They Used to Be a Big Shot, Now Eagle Is No More

There once was a time when to make a PCB in our community was to use CadSoft EAGLE, a PCB design package which neatly filled the entry level of that category with a free version for non-commercial designs. Upgrading it to the commercial version was fairly inexpensive, and indeed that was a path which quite a few designers making the step from hobby project to small production would take.

Then back in 2017, CadSoft were bought by Autodesk, and their new version 8 of the software changed its licensing model from purchase to rental. It became a product with a monthly subscription and an online side, and there began an exodus of users for whom pay-to-play meant too much risk of losing access to their designs. Now six years later the end has come, as the software behemoth has announced EAGLE’s final demise after a long and slow decline.

An EAGLE 7 screenshot with "BYE BYE" in PCB tracks
What many EAGLE 7 customers said to Eagle 8 after the move to subscription.

To anyone who has kept up with the development of PCB software over the years, this has probably come as no surprise. Open-source software such as KiCAD has gone from as annoying as fingernails on a chalk board to being surprisingly useful and accessible, so perhaps the time has passed for a commercial package in Eagle’s niche.

But even that analysis misses the point of how Autodesk got it wrong with Eagle, they failed to understand that their paying customer base was made of people for whom even a cheap software licence represented a considerable investment. Owners of self-funded tiny businesses have to make everything they buy work for them, they need to stay in control of their outgoings, and pay for upgrades to their equipment when they can both afford and justify the purchase rather than on a whim. They don’t hang on to old equipment or software purely for sentiment, they simply can’t justify the cost of an upgrade for that particular tool.

What the Autodesk purchase of EAGLE took away is crucial for a tiny business, it removed the semblance of certainty around software licence ownership. Previously they knew they could soldier on for a while with an old version of EAGLE, and upgrade later if sales weren’t going very well. But if they took up the subscription, they now had to keep paying whether they could afford it or not, or risk losing access to an essential tool. It doesn’t matter to a small business owner whether or not they have the latest version — what they need is the certainty that they will have a CAD package, and by moving to a subscription model that certainty gained an air of being held to ransom.

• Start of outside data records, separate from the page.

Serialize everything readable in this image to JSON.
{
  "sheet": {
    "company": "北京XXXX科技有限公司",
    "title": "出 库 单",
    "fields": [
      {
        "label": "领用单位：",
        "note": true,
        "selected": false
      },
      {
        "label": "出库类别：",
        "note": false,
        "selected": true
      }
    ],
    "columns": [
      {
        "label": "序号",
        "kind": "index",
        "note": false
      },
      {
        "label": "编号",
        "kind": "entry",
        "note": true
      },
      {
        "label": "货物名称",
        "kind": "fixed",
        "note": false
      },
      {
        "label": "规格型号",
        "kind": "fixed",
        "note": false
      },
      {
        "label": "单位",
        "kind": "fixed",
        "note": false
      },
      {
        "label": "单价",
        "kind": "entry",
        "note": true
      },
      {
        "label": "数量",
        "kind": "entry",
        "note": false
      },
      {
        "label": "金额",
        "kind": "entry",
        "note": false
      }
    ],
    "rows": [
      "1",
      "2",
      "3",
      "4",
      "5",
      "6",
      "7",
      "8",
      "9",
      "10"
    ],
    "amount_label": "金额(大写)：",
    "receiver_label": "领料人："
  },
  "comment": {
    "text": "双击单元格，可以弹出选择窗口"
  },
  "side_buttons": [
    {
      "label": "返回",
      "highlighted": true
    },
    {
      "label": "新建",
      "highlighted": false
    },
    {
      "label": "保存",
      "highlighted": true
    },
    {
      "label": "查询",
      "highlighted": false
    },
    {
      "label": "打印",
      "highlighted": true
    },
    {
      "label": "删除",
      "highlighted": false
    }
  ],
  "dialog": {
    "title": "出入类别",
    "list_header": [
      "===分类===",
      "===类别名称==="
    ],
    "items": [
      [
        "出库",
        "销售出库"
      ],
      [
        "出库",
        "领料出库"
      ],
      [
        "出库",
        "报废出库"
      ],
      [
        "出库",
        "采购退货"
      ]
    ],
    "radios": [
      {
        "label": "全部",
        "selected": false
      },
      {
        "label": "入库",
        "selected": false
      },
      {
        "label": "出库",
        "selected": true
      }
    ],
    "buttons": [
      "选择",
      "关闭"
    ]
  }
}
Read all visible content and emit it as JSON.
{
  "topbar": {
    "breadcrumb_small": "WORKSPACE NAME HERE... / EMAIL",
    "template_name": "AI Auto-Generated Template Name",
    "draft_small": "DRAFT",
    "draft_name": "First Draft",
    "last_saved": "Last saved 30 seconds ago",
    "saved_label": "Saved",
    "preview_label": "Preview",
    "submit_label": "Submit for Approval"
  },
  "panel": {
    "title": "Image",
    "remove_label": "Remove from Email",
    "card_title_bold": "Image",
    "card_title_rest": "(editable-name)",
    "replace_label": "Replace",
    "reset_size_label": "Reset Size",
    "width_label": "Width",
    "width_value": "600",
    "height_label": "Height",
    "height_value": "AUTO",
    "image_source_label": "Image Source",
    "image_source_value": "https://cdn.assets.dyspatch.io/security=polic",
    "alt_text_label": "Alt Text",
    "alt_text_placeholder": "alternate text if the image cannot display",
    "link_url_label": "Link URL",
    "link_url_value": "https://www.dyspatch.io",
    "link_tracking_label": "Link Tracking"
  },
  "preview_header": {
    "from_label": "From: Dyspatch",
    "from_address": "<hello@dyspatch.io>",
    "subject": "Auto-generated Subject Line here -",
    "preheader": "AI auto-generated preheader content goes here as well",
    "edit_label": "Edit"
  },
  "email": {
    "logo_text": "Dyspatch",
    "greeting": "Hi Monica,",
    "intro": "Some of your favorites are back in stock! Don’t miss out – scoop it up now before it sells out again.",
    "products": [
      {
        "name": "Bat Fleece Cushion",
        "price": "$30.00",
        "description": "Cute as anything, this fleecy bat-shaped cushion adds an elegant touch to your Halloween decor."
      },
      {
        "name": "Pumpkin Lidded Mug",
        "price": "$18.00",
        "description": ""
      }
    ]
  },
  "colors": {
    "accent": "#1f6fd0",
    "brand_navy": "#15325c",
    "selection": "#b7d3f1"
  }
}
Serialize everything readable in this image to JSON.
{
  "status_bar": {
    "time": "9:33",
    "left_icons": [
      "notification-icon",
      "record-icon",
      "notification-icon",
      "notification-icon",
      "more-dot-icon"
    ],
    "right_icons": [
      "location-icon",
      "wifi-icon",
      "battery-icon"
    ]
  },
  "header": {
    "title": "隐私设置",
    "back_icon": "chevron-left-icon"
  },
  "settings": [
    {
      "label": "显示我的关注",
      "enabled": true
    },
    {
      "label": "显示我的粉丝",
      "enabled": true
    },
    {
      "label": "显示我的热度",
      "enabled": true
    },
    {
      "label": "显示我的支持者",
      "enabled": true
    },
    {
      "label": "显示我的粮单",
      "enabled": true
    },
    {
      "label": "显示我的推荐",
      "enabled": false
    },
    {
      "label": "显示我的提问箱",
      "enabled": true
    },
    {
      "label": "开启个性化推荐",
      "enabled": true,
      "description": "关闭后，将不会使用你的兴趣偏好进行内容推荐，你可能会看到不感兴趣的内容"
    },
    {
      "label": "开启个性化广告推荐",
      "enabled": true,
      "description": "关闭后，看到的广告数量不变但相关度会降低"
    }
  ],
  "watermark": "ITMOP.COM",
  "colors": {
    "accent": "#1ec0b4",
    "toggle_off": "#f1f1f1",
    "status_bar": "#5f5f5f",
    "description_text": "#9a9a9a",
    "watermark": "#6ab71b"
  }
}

At the time, Autodesk’s response to criticism was that EAGLE had failed to develop its full revenue potential under its previous owners. It likely had some truth to it, but for us it’s still a fundamental lack of understanding of Eagle’s customer base. They were not the type of people or companies who buy OrCAD or Altium, and for whom expenditure on a licence subscription comes from pocket change. Instead they bought a simple and slightly feature-limited package for which to them the licence fee was a noticeable, but not unreasonable, business expense. Take away the certainty of ownership from their software licences, and the risk involved in taking up the deal increases. Small business owners don’t like that kind of risk to come from their capital investments, and left EAGLE for KiCAD in droves.

We remember Autodesk’s EAGLE marketing manager desperately trying to give us a free subscription to the then-new EAGLE service back at its launch, and we politely made the points in the previous paragraph. It seems that they’ve needed six years to take them in.